What was limited a few weeks ago (four hours for virtual nonphysical countable activities such as film review, chalk talks, and team meetings) has since doubled.

What may have been a requirement for the student-athletes (off-season training sessions) will not be a mandate by the start of May.

“This change not only allows coaches to continue to educate their student-athletes but also fosters the connectivity that comes with team-based activities,” NCAA Division I Council Coordination Committee chair and Penn athletic director M. Grace Calhoun said recently in a release of the time alteration. “Regular, individual check-ins between student-athletes and coaches remain permissible and are encouraged.”

For the Southeast Missouri State athletic programs, these changes have not changed much.

Neither the Redhawk football program nor baseball team was ever participating in “virtual workouts.”

“(Southeast football coach Tom Matukewicz) says this a lot,” Redhawk baseball coach Andy Sawyers said, “you can’t confuse activity with accomplishment.”

His point being, yes, the Southeast baseball and football players are staying in shape, but no, Sawyers and Matukewicz are not sitting at their laptops watching their players do so.

“We’re going to be like this (with the coronavirus situation hindering activity) even in June,” Matukewicz said, “so I’m not going to sit here and needle all of these kids in April and make them get on Zooms and say ‘I want to see you do push-ups.’

“By the time June gets here and you really need them to be focusing in, they’re going to tune you out.”

The Southeast strength and conditioning coaches have instructed the student-athletes in their care to be training and have even sent out regular workouts to be followed to the best of their ability. However, Sawyers said “trust” is the central theme his coaching staff is monitoring the Redhawk players.

“Our message to them was ‘We trust you,’” Sawyers said. “We know you want to be good and we know you want to win, so that being said, you are all going to have different access and opportunities.”

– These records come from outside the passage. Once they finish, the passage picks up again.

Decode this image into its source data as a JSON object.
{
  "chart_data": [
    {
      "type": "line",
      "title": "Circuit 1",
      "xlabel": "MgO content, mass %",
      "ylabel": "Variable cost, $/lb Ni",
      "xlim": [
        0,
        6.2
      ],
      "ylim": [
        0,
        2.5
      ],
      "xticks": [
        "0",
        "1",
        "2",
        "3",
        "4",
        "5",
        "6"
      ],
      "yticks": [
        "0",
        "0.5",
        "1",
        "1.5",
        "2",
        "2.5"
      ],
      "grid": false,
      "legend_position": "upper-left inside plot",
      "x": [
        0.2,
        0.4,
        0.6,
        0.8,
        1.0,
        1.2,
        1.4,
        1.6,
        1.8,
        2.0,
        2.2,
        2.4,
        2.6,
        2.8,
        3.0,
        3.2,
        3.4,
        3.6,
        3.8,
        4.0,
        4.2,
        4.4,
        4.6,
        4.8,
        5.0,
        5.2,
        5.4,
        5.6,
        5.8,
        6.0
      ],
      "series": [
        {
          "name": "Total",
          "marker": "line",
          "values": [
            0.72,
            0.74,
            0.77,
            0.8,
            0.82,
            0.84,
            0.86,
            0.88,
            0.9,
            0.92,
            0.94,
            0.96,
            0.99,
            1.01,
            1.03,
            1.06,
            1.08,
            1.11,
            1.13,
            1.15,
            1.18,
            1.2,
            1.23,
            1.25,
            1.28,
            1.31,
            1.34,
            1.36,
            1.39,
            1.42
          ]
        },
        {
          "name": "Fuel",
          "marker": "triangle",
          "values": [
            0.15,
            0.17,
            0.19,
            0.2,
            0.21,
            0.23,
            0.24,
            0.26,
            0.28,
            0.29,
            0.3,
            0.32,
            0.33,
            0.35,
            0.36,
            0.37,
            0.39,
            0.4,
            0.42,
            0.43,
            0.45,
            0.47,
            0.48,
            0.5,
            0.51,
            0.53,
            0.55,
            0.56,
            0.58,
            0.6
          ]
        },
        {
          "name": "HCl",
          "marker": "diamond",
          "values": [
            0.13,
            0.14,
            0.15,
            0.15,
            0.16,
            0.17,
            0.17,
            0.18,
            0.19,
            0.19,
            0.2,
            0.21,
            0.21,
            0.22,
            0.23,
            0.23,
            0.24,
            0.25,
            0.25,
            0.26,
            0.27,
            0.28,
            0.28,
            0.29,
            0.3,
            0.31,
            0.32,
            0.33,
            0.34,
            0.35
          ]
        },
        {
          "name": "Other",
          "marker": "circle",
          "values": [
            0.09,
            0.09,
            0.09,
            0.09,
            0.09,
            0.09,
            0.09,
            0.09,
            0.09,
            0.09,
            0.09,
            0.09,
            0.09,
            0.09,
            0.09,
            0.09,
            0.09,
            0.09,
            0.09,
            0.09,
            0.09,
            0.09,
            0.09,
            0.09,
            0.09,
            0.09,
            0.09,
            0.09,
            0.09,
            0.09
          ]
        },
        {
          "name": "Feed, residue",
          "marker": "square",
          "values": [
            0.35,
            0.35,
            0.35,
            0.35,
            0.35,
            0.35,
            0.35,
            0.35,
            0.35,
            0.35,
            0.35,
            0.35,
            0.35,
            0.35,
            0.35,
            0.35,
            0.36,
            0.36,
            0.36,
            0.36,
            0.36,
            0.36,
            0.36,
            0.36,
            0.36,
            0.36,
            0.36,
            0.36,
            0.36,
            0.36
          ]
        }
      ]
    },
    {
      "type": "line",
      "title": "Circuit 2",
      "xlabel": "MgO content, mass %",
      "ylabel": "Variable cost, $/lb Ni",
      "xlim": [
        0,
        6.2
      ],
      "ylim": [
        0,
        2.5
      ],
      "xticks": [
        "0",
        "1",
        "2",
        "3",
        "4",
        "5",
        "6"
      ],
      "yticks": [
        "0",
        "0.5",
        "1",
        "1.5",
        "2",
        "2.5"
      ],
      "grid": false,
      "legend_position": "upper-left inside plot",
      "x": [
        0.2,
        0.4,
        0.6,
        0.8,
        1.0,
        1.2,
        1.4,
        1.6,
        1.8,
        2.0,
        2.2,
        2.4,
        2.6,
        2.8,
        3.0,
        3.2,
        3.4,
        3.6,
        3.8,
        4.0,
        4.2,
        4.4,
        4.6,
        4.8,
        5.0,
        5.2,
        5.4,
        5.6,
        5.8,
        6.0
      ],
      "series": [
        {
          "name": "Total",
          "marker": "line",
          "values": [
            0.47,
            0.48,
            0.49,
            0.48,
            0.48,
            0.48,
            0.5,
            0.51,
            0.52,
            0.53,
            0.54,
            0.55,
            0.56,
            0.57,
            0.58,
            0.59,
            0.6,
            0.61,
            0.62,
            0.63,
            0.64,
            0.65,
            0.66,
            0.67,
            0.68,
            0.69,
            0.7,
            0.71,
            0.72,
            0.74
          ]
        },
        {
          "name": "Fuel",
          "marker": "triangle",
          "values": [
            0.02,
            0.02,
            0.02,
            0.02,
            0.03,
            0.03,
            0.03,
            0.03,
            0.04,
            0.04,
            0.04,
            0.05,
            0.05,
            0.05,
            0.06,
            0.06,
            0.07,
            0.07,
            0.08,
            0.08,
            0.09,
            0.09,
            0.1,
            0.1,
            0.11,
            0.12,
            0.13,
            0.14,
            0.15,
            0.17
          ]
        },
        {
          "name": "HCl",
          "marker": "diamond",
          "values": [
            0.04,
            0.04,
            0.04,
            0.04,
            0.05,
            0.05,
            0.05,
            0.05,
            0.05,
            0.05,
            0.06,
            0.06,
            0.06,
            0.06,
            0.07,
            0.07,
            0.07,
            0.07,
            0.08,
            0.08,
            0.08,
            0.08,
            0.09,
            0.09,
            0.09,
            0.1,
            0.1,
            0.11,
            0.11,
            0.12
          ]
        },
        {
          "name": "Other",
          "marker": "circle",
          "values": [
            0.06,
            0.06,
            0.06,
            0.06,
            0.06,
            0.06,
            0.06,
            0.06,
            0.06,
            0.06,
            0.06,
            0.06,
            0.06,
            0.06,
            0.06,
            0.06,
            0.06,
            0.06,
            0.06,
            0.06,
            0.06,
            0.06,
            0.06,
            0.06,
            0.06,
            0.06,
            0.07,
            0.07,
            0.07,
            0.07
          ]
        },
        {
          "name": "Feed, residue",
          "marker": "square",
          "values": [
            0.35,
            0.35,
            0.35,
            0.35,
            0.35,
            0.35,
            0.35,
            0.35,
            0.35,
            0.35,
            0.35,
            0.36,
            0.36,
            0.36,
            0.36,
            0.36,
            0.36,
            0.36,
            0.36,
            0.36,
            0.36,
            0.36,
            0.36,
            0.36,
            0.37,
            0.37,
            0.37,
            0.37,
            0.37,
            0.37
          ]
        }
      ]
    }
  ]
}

Both coaches said there is a wide range of training resources available to their squads, which is why the strength staff has varied options to follow.

Sawyers said some of his players have remained in Cape Girardeau and have access to the Redhawks indoor training facility at Capaha Park, while others are hitting whiffle balls into nets in their basements.

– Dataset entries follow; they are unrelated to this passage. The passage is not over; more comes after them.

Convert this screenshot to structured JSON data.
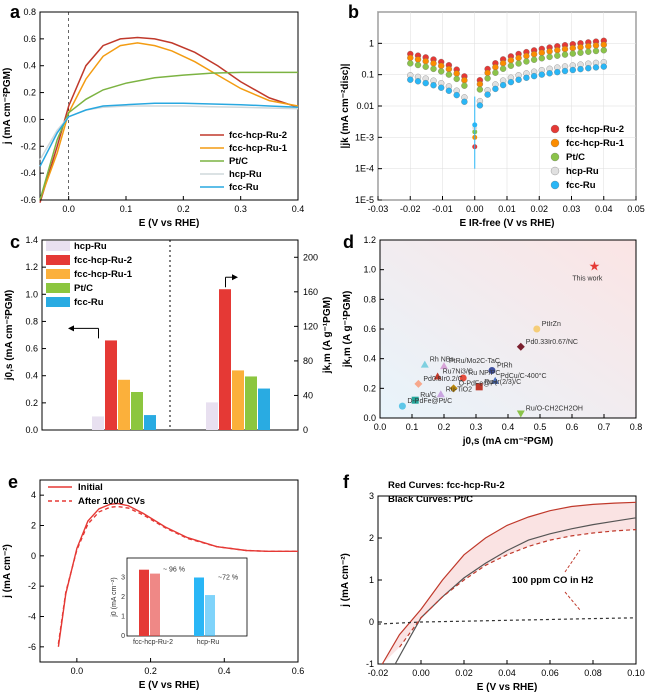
{
  "chart_data": [
    {
      "panel": "a",
      "type": "line",
      "xlabel": "E (V vs RHE)",
      "ylabel": "j (mA cm⁻²PGM)",
      "xlim": [
        -0.05,
        0.4
      ],
      "ylim": [
        -0.6,
        0.8
      ],
      "xticks": [
        "0.0",
        "0.1",
        "0.2",
        "0.3",
        "0.4"
      ],
      "yticks": [
        "-0.6",
        "-0.4",
        "-0.2",
        "0.0",
        "0.2",
        "0.4",
        "0.6",
        "0.8"
      ],
      "series": [
        {
          "name": "fcc-hcp-Ru-2",
          "color": "#c0392b",
          "x": [
            -0.05,
            -0.02,
            0.0,
            0.03,
            0.06,
            0.09,
            0.12,
            0.15,
            0.18,
            0.22,
            0.26,
            0.3,
            0.35,
            0.4
          ],
          "y": [
            -0.62,
            -0.2,
            0.1,
            0.4,
            0.55,
            0.6,
            0.61,
            0.6,
            0.57,
            0.5,
            0.4,
            0.28,
            0.16,
            0.09
          ]
        },
        {
          "name": "fcc-hcp-Ru-1",
          "color": "#f39c12",
          "x": [
            -0.05,
            -0.02,
            0.0,
            0.03,
            0.06,
            0.09,
            0.12,
            0.15,
            0.18,
            0.22,
            0.26,
            0.3,
            0.35,
            0.4
          ],
          "y": [
            -0.6,
            -0.25,
            0.05,
            0.3,
            0.47,
            0.55,
            0.57,
            0.55,
            0.51,
            0.43,
            0.33,
            0.23,
            0.14,
            0.1
          ]
        },
        {
          "name": "Pt/C",
          "color": "#7cb342",
          "x": [
            -0.05,
            -0.02,
            0.0,
            0.03,
            0.06,
            0.1,
            0.15,
            0.2,
            0.25,
            0.3,
            0.35,
            0.4
          ],
          "y": [
            -0.6,
            -0.15,
            0.05,
            0.15,
            0.22,
            0.27,
            0.31,
            0.33,
            0.345,
            0.35,
            0.35,
            0.35
          ]
        },
        {
          "name": "hcp-Ru",
          "color": "#cfd8dc",
          "x": [
            -0.05,
            -0.02,
            0.0,
            0.03,
            0.06,
            0.1,
            0.15,
            0.2,
            0.25,
            0.3,
            0.35,
            0.4
          ],
          "y": [
            -0.3,
            -0.08,
            0.02,
            0.07,
            0.09,
            0.1,
            0.1,
            0.1,
            0.095,
            0.09,
            0.085,
            0.08
          ]
        },
        {
          "name": "fcc-Ru",
          "color": "#29a8e0",
          "x": [
            -0.05,
            -0.02,
            0.0,
            0.03,
            0.06,
            0.1,
            0.15,
            0.2,
            0.25,
            0.3,
            0.35,
            0.4
          ],
          "y": [
            -0.35,
            -0.1,
            0.02,
            0.07,
            0.1,
            0.11,
            0.12,
            0.12,
            0.115,
            0.11,
            0.1,
            0.09
          ]
        }
      ]
    },
    {
      "panel": "b",
      "type": "scatter",
      "xlabel": "E IR-free (V vs RHE)",
      "ylabel": "|jk (mA cm⁻²disc)|",
      "xlim": [
        -0.03,
        0.05
      ],
      "ylim_log": [
        -5,
        1
      ],
      "xticks": [
        "-0.03",
        "-0.02",
        "-0.01",
        "0.00",
        "0.01",
        "0.02",
        "0.03",
        "0.04",
        "0.05"
      ],
      "yticks": [
        "1E-5",
        "1E-4",
        "1E-3",
        "0.01",
        "0.1",
        "1"
      ],
      "series": [
        {
          "name": "fcc-hcp-Ru-2",
          "color": "#e53935",
          "jmax": 1.2
        },
        {
          "name": "fcc-hcp-Ru-1",
          "color": "#fb8c00",
          "jmax": 0.9
        },
        {
          "name": "Pt/C",
          "color": "#8bc34a",
          "jmax": 0.6
        },
        {
          "name": "hcp-Ru",
          "color": "#e0e0e0",
          "jmax": 0.25
        },
        {
          "name": "fcc-Ru",
          "color": "#29b6f6",
          "jmax": 0.18
        }
      ]
    },
    {
      "panel": "c",
      "type": "bar",
      "ylabel_left": "j0,s (mA cm⁻²PGM)",
      "ylabel_right": "jk,m (A g⁻¹PGM)",
      "ylim_left": [
        0,
        1.4
      ],
      "ylim_right": [
        0,
        220
      ],
      "yticks_left": [
        "0.0",
        "0.2",
        "0.4",
        "0.6",
        "0.8",
        "1.0",
        "1.2",
        "1.4"
      ],
      "yticks_right": [
        "0",
        "40",
        "80",
        "120",
        "160",
        "200"
      ],
      "series": [
        {
          "name": "hcp-Ru",
          "color": "#e8e0f0",
          "left": 0.1,
          "right": 32
        },
        {
          "name": "fcc-hcp-Ru-2",
          "color": "#e53935",
          "left": 0.66,
          "right": 163
        },
        {
          "name": "fcc-hcp-Ru-1",
          "color": "#fbb03b",
          "left": 0.37,
          "right": 69
        },
        {
          "name": "Pt/C",
          "color": "#8cc63f",
          "left": 0.28,
          "right": 62
        },
        {
          "name": "fcc-Ru",
          "color": "#29abe2",
          "left": 0.11,
          "right": 48
        }
      ]
    },
    {
      "panel": "d",
      "type": "scatter",
      "xlabel": "j0,s (mA cm⁻²PGM)",
      "ylabel": "jk,m (A g⁻¹PGM)",
      "xlim": [
        0,
        0.8
      ],
      "ylim": [
        0,
        1.2
      ],
      "xticks": [
        "0.0",
        "0.1",
        "0.2",
        "0.3",
        "0.4",
        "0.5",
        "0.6",
        "0.7",
        "0.8"
      ],
      "yticks": [
        "0.0",
        "0.2",
        "0.4",
        "0.6",
        "0.8",
        "1.0",
        "1.2"
      ],
      "points": [
        {
          "label": "This work",
          "x": 0.67,
          "y": 1.02,
          "color": "#e53935",
          "shape": "star"
        },
        {
          "label": "PtIrZn",
          "x": 0.49,
          "y": 0.6,
          "color": "#f5cd79",
          "shape": "circle"
        },
        {
          "label": "Pd0.33Ir0.67/NC",
          "x": 0.44,
          "y": 0.48,
          "color": "#7b1f2e",
          "shape": "diamond"
        },
        {
          "label": "Rh NBs",
          "x": 0.14,
          "y": 0.36,
          "color": "#7fd0e0",
          "shape": "triangle"
        },
        {
          "label": "PtRu/Mo2C-TaC",
          "x": 0.2,
          "y": 0.35,
          "color": "#d7a5d8",
          "shape": "triangle"
        },
        {
          "label": "PtRh",
          "x": 0.35,
          "y": 0.32,
          "color": "#3f4fa0",
          "shape": "circle"
        },
        {
          "label": "Ru7Ni3/C",
          "x": 0.18,
          "y": 0.28,
          "color": "#c0392b",
          "shape": "triangle"
        },
        {
          "label": "Ru NP/PC",
          "x": 0.26,
          "y": 0.27,
          "color": "#e74c3c",
          "shape": "circle"
        },
        {
          "label": "PdCu/C-400°C",
          "x": 0.36,
          "y": 0.25,
          "color": "#4a6fc0",
          "shape": "triangle"
        },
        {
          "label": "Pd0.8Ir0.2/C",
          "x": 0.12,
          "y": 0.23,
          "color": "#f7a88c",
          "shape": "diamond"
        },
        {
          "label": "Ru-Ir(2/3)/C",
          "x": 0.31,
          "y": 0.21,
          "color": "#c0392b",
          "shape": "square"
        },
        {
          "label": "O-PdFe@Pt",
          "x": 0.23,
          "y": 0.2,
          "color": "#b8860b",
          "shape": "diamond"
        },
        {
          "label": "Ru-TiO2",
          "x": 0.19,
          "y": 0.16,
          "color": "#c9a5e0",
          "shape": "triangle"
        },
        {
          "label": "Ru/C",
          "x": 0.11,
          "y": 0.12,
          "color": "#26a69a",
          "shape": "square"
        },
        {
          "label": "D-PdFe@Pt/C",
          "x": 0.07,
          "y": 0.08,
          "color": "#5dc6e8",
          "shape": "circle"
        },
        {
          "label": "Ru/O-CH2CH2OH",
          "x": 0.44,
          "y": 0.03,
          "color": "#8bc34a",
          "shape": "triangle-down"
        }
      ]
    },
    {
      "panel": "e",
      "type": "line",
      "xlabel": "E (V vs RHE)",
      "ylabel": "j (mA cm⁻²)",
      "xlim": [
        -0.1,
        0.6
      ],
      "ylim": [
        -7,
        5
      ],
      "xticks": [
        "0.0",
        "0.2",
        "0.4",
        "0.6"
      ],
      "yticks": [
        "-6",
        "-4",
        "-2",
        "0",
        "2",
        "4"
      ],
      "series": [
        {
          "name": "Initial",
          "color": "#e53935",
          "dash": "",
          "x": [
            -0.05,
            -0.03,
            0.0,
            0.03,
            0.06,
            0.09,
            0.11,
            0.14,
            0.18,
            0.24,
            0.3,
            0.38,
            0.46,
            0.52,
            0.6
          ],
          "y": [
            -6.0,
            -2.5,
            0.5,
            2.3,
            3.1,
            3.4,
            3.45,
            3.3,
            2.8,
            1.9,
            1.2,
            0.6,
            0.35,
            0.3,
            0.3
          ]
        },
        {
          "name": "After 1000 CVs",
          "color": "#e53935",
          "dash": "4,3",
          "x": [
            -0.05,
            -0.03,
            0.0,
            0.03,
            0.06,
            0.09,
            0.11,
            0.14,
            0.18,
            0.24,
            0.3,
            0.38,
            0.46,
            0.52,
            0.6
          ],
          "y": [
            -5.8,
            -2.4,
            0.4,
            2.1,
            2.9,
            3.2,
            3.25,
            3.15,
            2.7,
            1.85,
            1.15,
            0.6,
            0.35,
            0.3,
            0.3
          ]
        }
      ],
      "inset": {
        "ylabel": "j0 (mA cm⁻²)",
        "yticks": [
          "0",
          "1",
          "2",
          "3"
        ],
        "groups": [
          {
            "label": "fcc-hcp-Ru-2",
            "color": "#e53935",
            "before": 3.4,
            "after": 3.2,
            "pct": "~ 96 %"
          },
          {
            "label": "hcp-Ru",
            "color": "#29b6f6",
            "before": 3.0,
            "after": 2.1,
            "pct": "~72 %"
          }
        ]
      }
    },
    {
      "panel": "f",
      "type": "line",
      "xlabel": "E (V vs RHE)",
      "ylabel": "j (mA cm⁻²)",
      "xlim": [
        -0.02,
        0.1
      ],
      "ylim": [
        -1,
        3
      ],
      "xticks": [
        "-0.02",
        "0.00",
        "0.02",
        "0.04",
        "0.06",
        "0.08",
        "0.10"
      ],
      "yticks": [
        "-1",
        "0",
        "1",
        "2",
        "3"
      ],
      "note_red": "Red Curves: fcc-hcp-Ru-2",
      "note_black": "Black Curves: Pt/C",
      "annotation": "100 ppm CO in H2",
      "series": [
        {
          "name": "fcc-hcp-Ru-2",
          "color": "#c0392b",
          "dash": "",
          "x": [
            -0.018,
            -0.01,
            0.0,
            0.01,
            0.02,
            0.03,
            0.04,
            0.05,
            0.06,
            0.07,
            0.08,
            0.09,
            0.1
          ],
          "y": [
            -1.0,
            -0.3,
            0.3,
            1.0,
            1.6,
            2.0,
            2.3,
            2.5,
            2.65,
            2.75,
            2.8,
            2.83,
            2.85
          ]
        },
        {
          "name": "Pt/C",
          "color": "#555555",
          "dash": "",
          "x": [
            -0.012,
            -0.005,
            0.0,
            0.01,
            0.02,
            0.03,
            0.04,
            0.05,
            0.06,
            0.07,
            0.08,
            0.09,
            0.1
          ],
          "y": [
            -1.0,
            -0.35,
            0.1,
            0.6,
            1.05,
            1.4,
            1.7,
            1.95,
            2.1,
            2.22,
            2.32,
            2.4,
            2.48
          ]
        },
        {
          "name": "fcc-hcp-Ru-2 + CO",
          "color": "#c0392b",
          "dash": "4,3",
          "x": [
            -0.01,
            0.0,
            0.01,
            0.02,
            0.03,
            0.04,
            0.05,
            0.06,
            0.07,
            0.08,
            0.09,
            0.1
          ],
          "y": [
            -0.6,
            0.1,
            0.6,
            1.0,
            1.35,
            1.6,
            1.8,
            1.95,
            2.05,
            2.12,
            2.17,
            2.2
          ]
        },
        {
          "name": "Pt/C + CO",
          "color": "#333333",
          "dash": "3,3",
          "x": [
            -0.02,
            0.0,
            0.02,
            0.04,
            0.06,
            0.08,
            0.1
          ],
          "y": [
            -0.05,
            0.0,
            0.02,
            0.04,
            0.06,
            0.08,
            0.1
          ]
        }
      ]
    }
  ]
}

Matukewicz said 90 percent of his players are not in town. Some of those at home do have weights to utilize, while others are lifting weighted bags and/or sofas, for example.

“We’ve told them to do what they can until we can get back together and play baseball,” Sawyers said.

More so than any conditioning work, both coaches spoke of their concerns as they related to the academic work of their players.

“I’m not an online learner,” Matukewicz said. “And some of my players aren’t. But they are having to be online learners, so we have to make sure these kids have success.”

Sawyers said each of his players is contacted by one of the Redhawk coaches twice each week, with the ones in need of more academic monitoring sometimes being reached out to four times.

This week, Sawyers said he was going to begin FaceTiming each player.

“Here are our priorities,” Sawyers explained, “one, be healthy and be safe; the second thing is your studies; the third thing is your sport.”

Matukewicz is not so worried about the strength aspect of his players, but more so their weight.

Players’ weight gain is mostly attributable to fat, while weight loss would mostly be atrophy of muscle, Matukewicz explained.

“If a kid goes home and he gains 10 pounds,” Matukewicz said, “boy, that is going to be hard to get ready in a month or whatever we’re going to have.”